Britse scholieren scoren hogere cijfers voor bèta- dan voor alfavakken

Op de Britse eilanden is chemie het schoolvak waarvoor het hoogste percentage voldoendes wordt gescoord: 93,9 % haalt een C of hoger binnen het in Engeland en Wales gangbare GCSE-examensysteem. Voor natuurkunde en biologie zijn de percentages nauwelijks lager. Maar voor een soft vak als mediastudies slaagt amper tweederde, zo meldt BBC-columnist Michael Blastland.

Een sluitende verklaring voor deze discrepantie weet de auteur ook niet te geven. Eén hypothese is dat alleen de echt getalenteerde nerds voor harde bètavakken kiezen, terwijl mediastudies meer iets is voor ‘dimwits’ die sowieso niks kunnen.

Maar dat verklaart weer niet waarom het slaagpercentage voor wiskunde nog lager is. Dat zou nog kunnen komen doordat het voor iets te veel mensen een verplicht nummer is. Alleen is het slaagpercentage voor het niet-verplichte ‘additional maths’ (zeg maar wiskunde 2) óók erg laag.

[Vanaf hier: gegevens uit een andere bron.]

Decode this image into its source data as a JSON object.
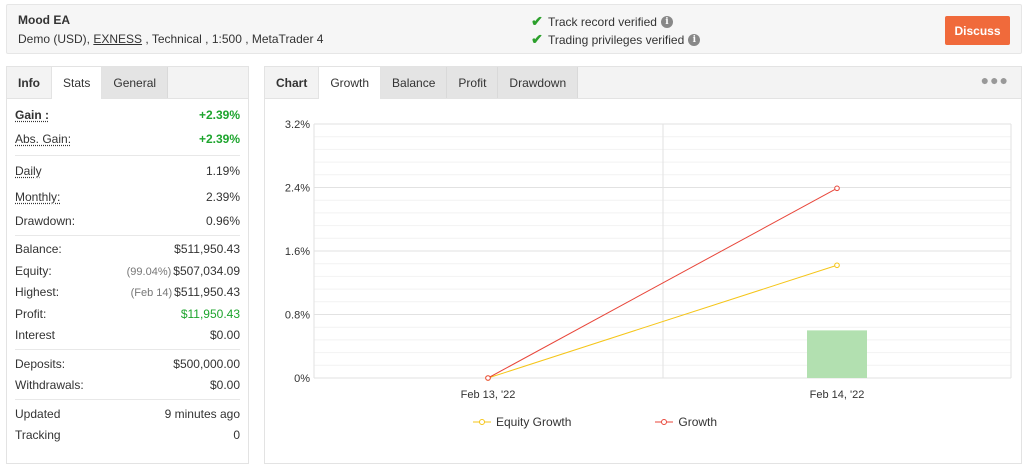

Blastland suggereert dat het idee, dat chemie veel moeilijker is dan mediastudies, misschien wel een fabeltje is. In de wereld gebracht door journalisten die zélf niks van bètavakken snappen.

Merkwaardig is dan wel dat de gemiddelde chemicus er precies hetzelfde over denkt.

De enige logische verklaring lijkt te zijn dat er bij de vaststelling van de examenniveaus voor verschillende vakken iets grondig scheef zit. Gek genoeg wordt die mogelijkheid in het stuk niet eens genoemd.